Severity of these crimes vary. While in Foster Court, I’ve seen groups of students blissfully chatting away over packed lunches while others around them attempt to do their reading. Of near-equal annoyance, perhaps, is the frequent occurrence of attempted quiet conversations in the Donaldson Reading Room.

Either way you slice it, talking – of any volume – is disruptive to the atmosphere of a quiet study area. It is baffling that, despite the multitude of spaces for discussion that exist both inside and outside campus, students would still use the quiet study areas for everything but quiet study.

EATING

As a frequent library visitor, I can somewhat sympathise, particularly if you’re past your first year and are by now probably living a tube or bus ride away from campus, and you have to stick around the library for long hours to make your trip worth it.

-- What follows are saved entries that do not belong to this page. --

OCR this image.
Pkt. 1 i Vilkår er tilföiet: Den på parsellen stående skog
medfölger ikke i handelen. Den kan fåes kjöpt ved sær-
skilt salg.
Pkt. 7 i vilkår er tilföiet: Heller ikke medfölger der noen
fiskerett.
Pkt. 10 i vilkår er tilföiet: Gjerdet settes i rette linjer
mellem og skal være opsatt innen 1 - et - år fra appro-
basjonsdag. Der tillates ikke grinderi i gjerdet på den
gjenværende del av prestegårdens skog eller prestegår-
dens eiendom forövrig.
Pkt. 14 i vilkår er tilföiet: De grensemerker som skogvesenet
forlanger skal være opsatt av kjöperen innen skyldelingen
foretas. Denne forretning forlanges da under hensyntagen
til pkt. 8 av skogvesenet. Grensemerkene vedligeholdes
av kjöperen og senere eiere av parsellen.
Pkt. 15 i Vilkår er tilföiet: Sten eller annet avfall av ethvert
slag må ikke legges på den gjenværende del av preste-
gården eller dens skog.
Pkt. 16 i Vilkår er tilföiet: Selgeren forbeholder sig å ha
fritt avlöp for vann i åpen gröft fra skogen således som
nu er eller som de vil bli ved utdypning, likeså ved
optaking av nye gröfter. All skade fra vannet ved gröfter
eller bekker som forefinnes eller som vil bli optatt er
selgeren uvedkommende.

Inevitably you’re going to get hungry in the middle of reading all that European Union law or solving equations.

But of course, the necessity of nutrition should ideally be subordinate to the all-important rule that a quiet study area is meant to be quiet. And when seized by the urge to eat, students have tarnished this all-important rule in the most outrageous ways, from chomping on raw carrots to munching on roasted almonds, right next to increasingly irritable fellow students attempting to drown out the noise with music whilst trying to push through their reading.

If you need to eat, you’re going to eat. But it doesn’t take much effort to bring your food outside the reading room for a moment and have your snack away from the conspicuous glares of annoyed students.

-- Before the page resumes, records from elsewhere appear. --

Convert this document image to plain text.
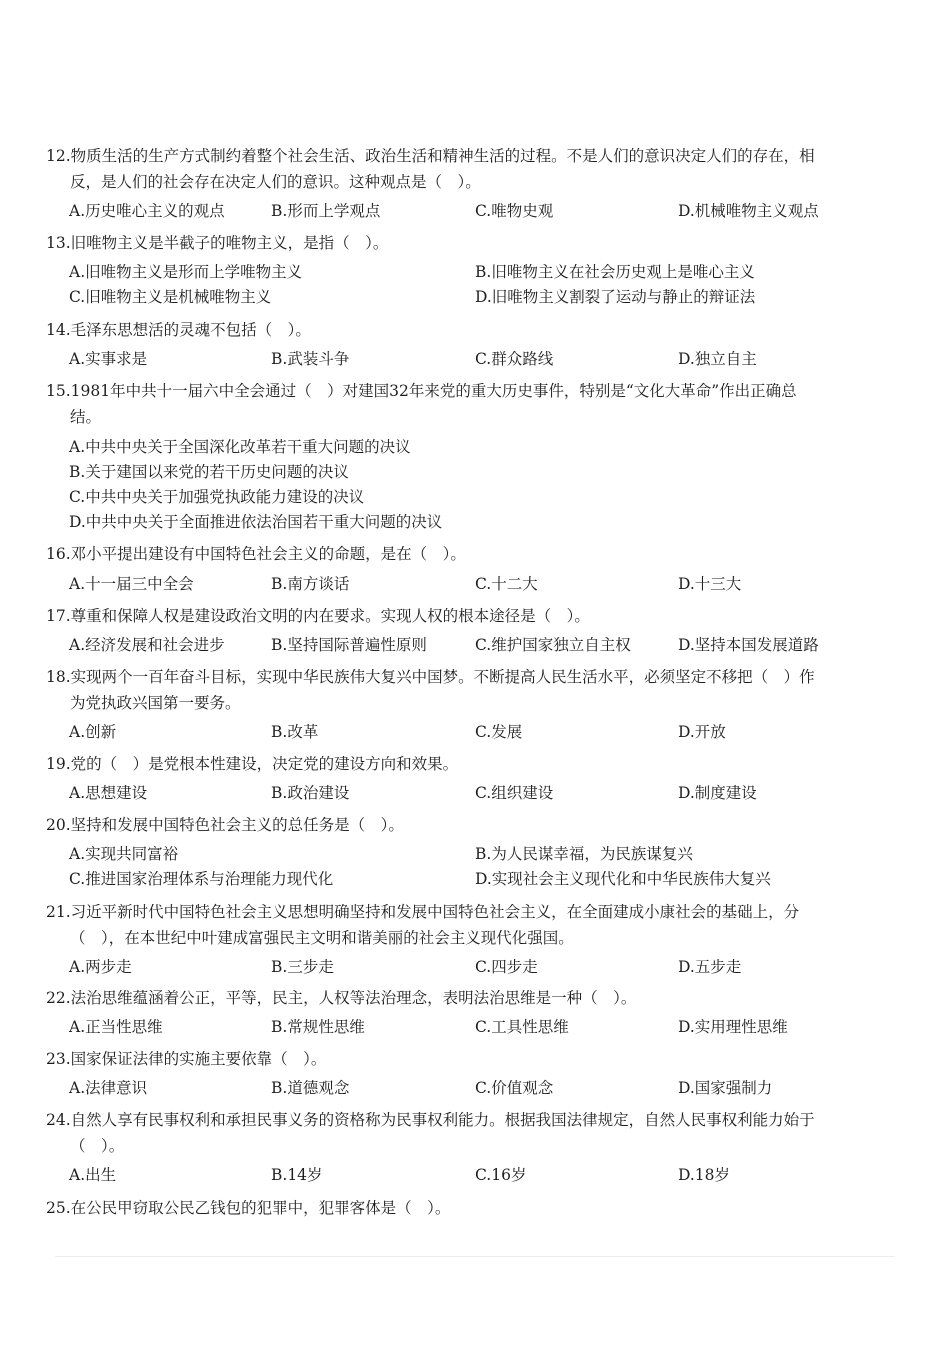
12.物质生活的生产方式制约着整个社会生活、政治生活和精神生活的过程。不是人们的意识决定人们的存在，相

反，是人们的社会存在决定人们的意识。这种观点是（　）。
A.历史唯心主义的观点	B.形而上学观点	C.唯物史观	D.机械唯物主义观点
13.旧唯物主义是半截子的唯物主义，是指（　）。
A.旧唯物主义是形而上学唯物主义	B.旧唯物主义在社会历史观上是唯心主义
C.旧唯物主义是机械唯物主义	D.旧唯物主义割裂了运动与静止的辩证法
14.毛泽东思想活的灵魂不包括（　）。
A.实事求是	B.武装斗争	C.群众路线	D.独立自主
15.1981年中共十一届六中全会通过（　）对建国32年来党的重大历史事件，特别是“文化大革命”作出正确总

结。
A.中共中央关于全国深化改革若干重大问题的决议
B.关于建国以来党的若干历史问题的决议
C.中共中央关于加强党执政能力建设的决议
D.中共中央关于全面推进依法治国若干重大问题的决议
16.邓小平提出建设有中国特色社会主义的命题，是在（　）。
A.十一届三中全会	B.南方谈话	C.十二大	D.十三大
17.尊重和保障人权是建设政治文明的内在要求。实现人权的根本途径是（　）。
A.经济发展和社会进步	B.坚持国际普遍性原则	C.维护国家独立自主权	D.坚持本国发展道路
18.实现两个一百年奋斗目标，实现中华民族伟大复兴中国梦。不断提高人民生活水平，必须坚定不移把（　）作

为党执政兴国第一要务。
A.创新	B.改革	C.发展	D.开放
19.党的（　）是党根本性建设，决定党的建设方向和效果。
A.思想建设	B.政治建设	C.组织建设	D.制度建设
20.坚持和发展中国特色社会主义的总任务是（　）。
A.实现共同富裕	B.为人民谋幸福，为民族谋复兴
C.推进国家治理体系与治理能力现代化	D.实现社会主义现代化和中华民族伟大复兴
21.习近平新时代中国特色社会主义思想明确坚持和发展中国特色社会主义，在全面建成小康社会的基础上，分

（　），在本世纪中叶建成富强民主文明和谐美丽的社会主义现代化强国。
A.两步走	B.三步走	C.四步走	D.五步走
22.法治思维蕴涵着公正，平等，民主，人权等法治理念，表明法治思维是一种（　）。
A.正当性思维	B.常规性思维	C.工具性思维	D.实用理性思维
23.国家保证法律的实施主要依靠（　）。
A.法律意识	B.道德观念	C.价值观念	D.国家强制力
24.自然人享有民事权利和承担民事义务的资格称为民事权利能力。根据我国法律规定，自然人民事权利能力始于

（　）。
A.出生	B.14岁	C.16岁	D.18岁
25.在公民甲窃取公民乙钱包的犯罪中，犯罪客体是（　）。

PUTTING PHONES ON ‘VIBRATE’

Say it with me: vibrate is not the same as silent.

And if you absolutely must have your phone on vibrate in case you’re anticipating an important phone call or having a crucial text conversation, for the love of God, leave it in your pocket. Do not put it on the table, where everyone within a five-meter radius around you can hear and feel the earthquake-like vibrations.

FIDGETING…CONSTANTLY

Fidgeting is excusable if you’ve just sat down and you need to get out all your things and make yourself comfortable. Fidgeting becomes more of an issue when you continue to do it constantly…far past the twenty-minute mark. It may not be obvious, but it is distracting to notice the person sitting next to you tapping their pen on the table or shifting their books around for the thirtieth time when you’re trying to read something.

WATCHING VIDEOS

Obviously, watching videos in the library is never by itself a crime. It’s how you watch videos. Are you the type who can’t resist the urge to burst into noisy giggles when watching a funny YouTube video? Do you feel the need to gasp at shocking plot twists when catching up on your Korean dramas? Then don’t watch anything in the quiet study spaces.

The quiet study areas around UCL are meant to be the most conducive study spaces for students. In the myriad of other places you could use to eat noisy snacks, talk loudly and watch videos with exaggerated reactions, there really is no good reason for moving any of these disruptive activities to the quiet study areas – because really, you’re not the only one using those rooms, and some of us might actually need them for – I don’t know – quiet studying.